Een organisatie is een menselijke samenwerking die doelgericht is en als blijvend bedoeld is.
Organisaties die goederen en\of diensten voortbrengen of handel drijven met het doel deze op de
afzetmarkt te verkopen noemen we een bedrijf.
Bedrijven zonder winstoogmerk (ook wel non-profitinstellingen genoemd).
Deze streven naar levering van goederen en/of diensten voor algemeen nut tegen de laagst
mogelijke offers. Een ziekenhuis, een gemeentelijk vervoersbedrijf en een
waterleidingmaatschappij zijn voorbeelden van bedrijven zonder winstoogmerk.
Bedrijven met winstoogmerk streven naar winst (Onderneming).
Dat betekent dat zij op eigen kracht een opbrengst voor hun producten en/of diensten
realiseren die hoger is dan de kosten van het maken of leveren ervan. Ze proberen eraan te
verdienen. Dit is met de bedoeling de winst ter beschikking te stellen aan de bedrijfseigenaar
als beloning voor zij investering in het bedrijf.
1.1.2
Je kunt een bedrijf ook zien als een menselijk samenwerkingsverband dat doelgericht en blijvend is.

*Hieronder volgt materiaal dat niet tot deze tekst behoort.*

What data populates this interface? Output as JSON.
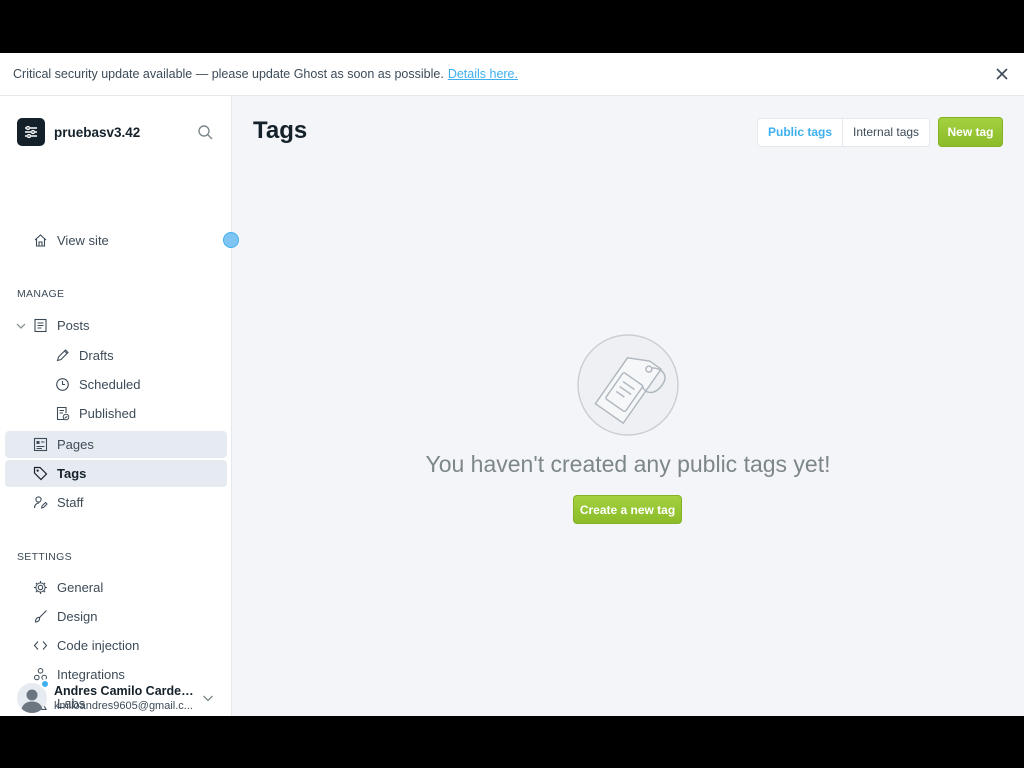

Er zijn 4 belangrijke kenmerken die exact aangeven waar het in organisaties om draait:
1. De mens in de organisatie
2. De samenwerking in de organisatie
3. Doelgerichtheid binnen een organisatie
4. Continuïteit in een organisatie
De mens in de organisatie
Een organisatie waarin samengewerkt wordt om te overleven.
De samenwerking in de organisatie
Het gegeven dat mensen in organisaties zo goed en handig mogelijk met elkaar moeten
samenwerken. De mens begon ooit met samen te werken met anderen, omdat de ervaring leert dat
je in een samenwerkingsverband meer kan bereiken dan individueel.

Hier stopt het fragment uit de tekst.